Wer Krieg erlebt, hat lebenslänglich

77 Jahre nach dem Bombenhagel, der am 3. und 4. April 1945 auf Nordhausen niederging, hat die Erinnerung und haben die Verluste an Schrecken nichts verloren. Die Ereignisse jener Tage haben sich auch Gisela Hartmann ins Gedächtnis gebrannt...
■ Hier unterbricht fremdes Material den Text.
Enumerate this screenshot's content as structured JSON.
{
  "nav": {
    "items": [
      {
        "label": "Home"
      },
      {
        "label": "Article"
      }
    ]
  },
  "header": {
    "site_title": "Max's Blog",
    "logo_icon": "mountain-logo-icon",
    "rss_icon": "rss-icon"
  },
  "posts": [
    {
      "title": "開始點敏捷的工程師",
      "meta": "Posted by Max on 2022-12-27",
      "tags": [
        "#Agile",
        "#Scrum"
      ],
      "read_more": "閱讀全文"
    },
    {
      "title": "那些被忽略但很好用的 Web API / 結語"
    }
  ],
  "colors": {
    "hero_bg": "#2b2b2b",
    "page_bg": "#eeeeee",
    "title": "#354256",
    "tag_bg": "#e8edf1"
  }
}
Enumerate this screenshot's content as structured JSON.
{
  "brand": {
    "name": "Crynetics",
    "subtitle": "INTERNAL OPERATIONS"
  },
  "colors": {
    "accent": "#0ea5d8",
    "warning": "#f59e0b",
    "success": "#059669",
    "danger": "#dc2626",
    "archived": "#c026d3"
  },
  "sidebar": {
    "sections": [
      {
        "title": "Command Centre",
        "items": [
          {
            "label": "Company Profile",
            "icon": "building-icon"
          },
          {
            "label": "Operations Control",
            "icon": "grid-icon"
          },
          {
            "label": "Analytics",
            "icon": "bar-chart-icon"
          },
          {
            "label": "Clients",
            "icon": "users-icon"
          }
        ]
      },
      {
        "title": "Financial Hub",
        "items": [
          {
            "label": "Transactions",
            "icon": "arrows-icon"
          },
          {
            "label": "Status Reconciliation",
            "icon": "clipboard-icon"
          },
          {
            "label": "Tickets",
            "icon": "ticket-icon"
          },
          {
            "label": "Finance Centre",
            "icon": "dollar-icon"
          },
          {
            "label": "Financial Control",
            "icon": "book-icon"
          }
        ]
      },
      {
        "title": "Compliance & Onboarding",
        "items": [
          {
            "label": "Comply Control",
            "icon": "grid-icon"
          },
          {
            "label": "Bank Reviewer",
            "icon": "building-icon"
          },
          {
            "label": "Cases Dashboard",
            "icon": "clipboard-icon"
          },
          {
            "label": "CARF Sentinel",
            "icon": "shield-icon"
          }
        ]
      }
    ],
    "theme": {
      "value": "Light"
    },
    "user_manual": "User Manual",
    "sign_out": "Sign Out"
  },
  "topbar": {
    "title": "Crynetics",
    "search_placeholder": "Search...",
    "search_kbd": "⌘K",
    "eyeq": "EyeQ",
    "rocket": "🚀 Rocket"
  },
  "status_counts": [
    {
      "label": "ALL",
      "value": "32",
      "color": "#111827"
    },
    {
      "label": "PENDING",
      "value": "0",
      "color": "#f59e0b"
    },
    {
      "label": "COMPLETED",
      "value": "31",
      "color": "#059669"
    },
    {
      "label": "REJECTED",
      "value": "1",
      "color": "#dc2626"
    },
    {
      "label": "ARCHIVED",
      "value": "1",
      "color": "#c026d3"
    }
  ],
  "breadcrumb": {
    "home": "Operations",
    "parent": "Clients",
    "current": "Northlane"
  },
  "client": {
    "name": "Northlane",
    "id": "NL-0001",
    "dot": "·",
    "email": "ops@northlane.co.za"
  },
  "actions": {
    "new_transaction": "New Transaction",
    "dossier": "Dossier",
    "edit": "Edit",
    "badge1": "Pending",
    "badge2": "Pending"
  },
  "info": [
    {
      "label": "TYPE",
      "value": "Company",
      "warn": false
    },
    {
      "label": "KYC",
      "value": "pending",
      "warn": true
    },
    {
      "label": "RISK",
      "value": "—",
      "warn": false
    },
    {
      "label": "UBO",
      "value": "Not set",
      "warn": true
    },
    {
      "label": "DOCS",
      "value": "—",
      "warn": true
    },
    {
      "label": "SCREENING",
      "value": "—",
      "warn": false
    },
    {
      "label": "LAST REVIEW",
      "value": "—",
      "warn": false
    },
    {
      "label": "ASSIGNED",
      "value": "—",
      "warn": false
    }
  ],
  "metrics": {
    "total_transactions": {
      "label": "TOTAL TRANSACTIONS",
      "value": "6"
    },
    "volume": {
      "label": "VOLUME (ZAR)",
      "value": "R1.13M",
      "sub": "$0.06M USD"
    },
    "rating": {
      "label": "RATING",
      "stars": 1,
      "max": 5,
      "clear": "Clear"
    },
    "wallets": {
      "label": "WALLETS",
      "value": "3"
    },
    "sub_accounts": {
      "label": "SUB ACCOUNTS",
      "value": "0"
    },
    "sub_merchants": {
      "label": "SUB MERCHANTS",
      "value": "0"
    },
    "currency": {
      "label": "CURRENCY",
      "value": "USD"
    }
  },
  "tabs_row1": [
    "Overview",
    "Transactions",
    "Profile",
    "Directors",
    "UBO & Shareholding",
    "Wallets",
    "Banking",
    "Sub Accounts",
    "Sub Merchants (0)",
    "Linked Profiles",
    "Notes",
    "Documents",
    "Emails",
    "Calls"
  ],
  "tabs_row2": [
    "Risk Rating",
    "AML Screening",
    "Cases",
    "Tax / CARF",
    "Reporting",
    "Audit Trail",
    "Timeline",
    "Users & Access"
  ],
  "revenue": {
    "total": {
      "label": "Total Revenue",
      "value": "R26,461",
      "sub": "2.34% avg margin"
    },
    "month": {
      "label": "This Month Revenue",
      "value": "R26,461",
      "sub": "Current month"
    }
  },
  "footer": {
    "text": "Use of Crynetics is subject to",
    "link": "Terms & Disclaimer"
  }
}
Am 03. April 1945 begann am frühen Abend das Grauen mit dem ersten Bombenangriff auf Nordhausen. Die,, Bayrische Gaststätte" erhielt einen Volltreffer und fiel in Schutt und Asche. Eine weitere Bombe traf den Platz zwischen Rathaus/ Ecke Steinweg-Lutherplatz (ehemals Schuhhaus Papst). Im Umkreis von 50 bis 100 m fielen weitere Bomben und trafen z.B. in der Krämerstraße Gardinenmüller. Wir wohnten in der Stadtmitte. im Rosenthal‘schen Haus.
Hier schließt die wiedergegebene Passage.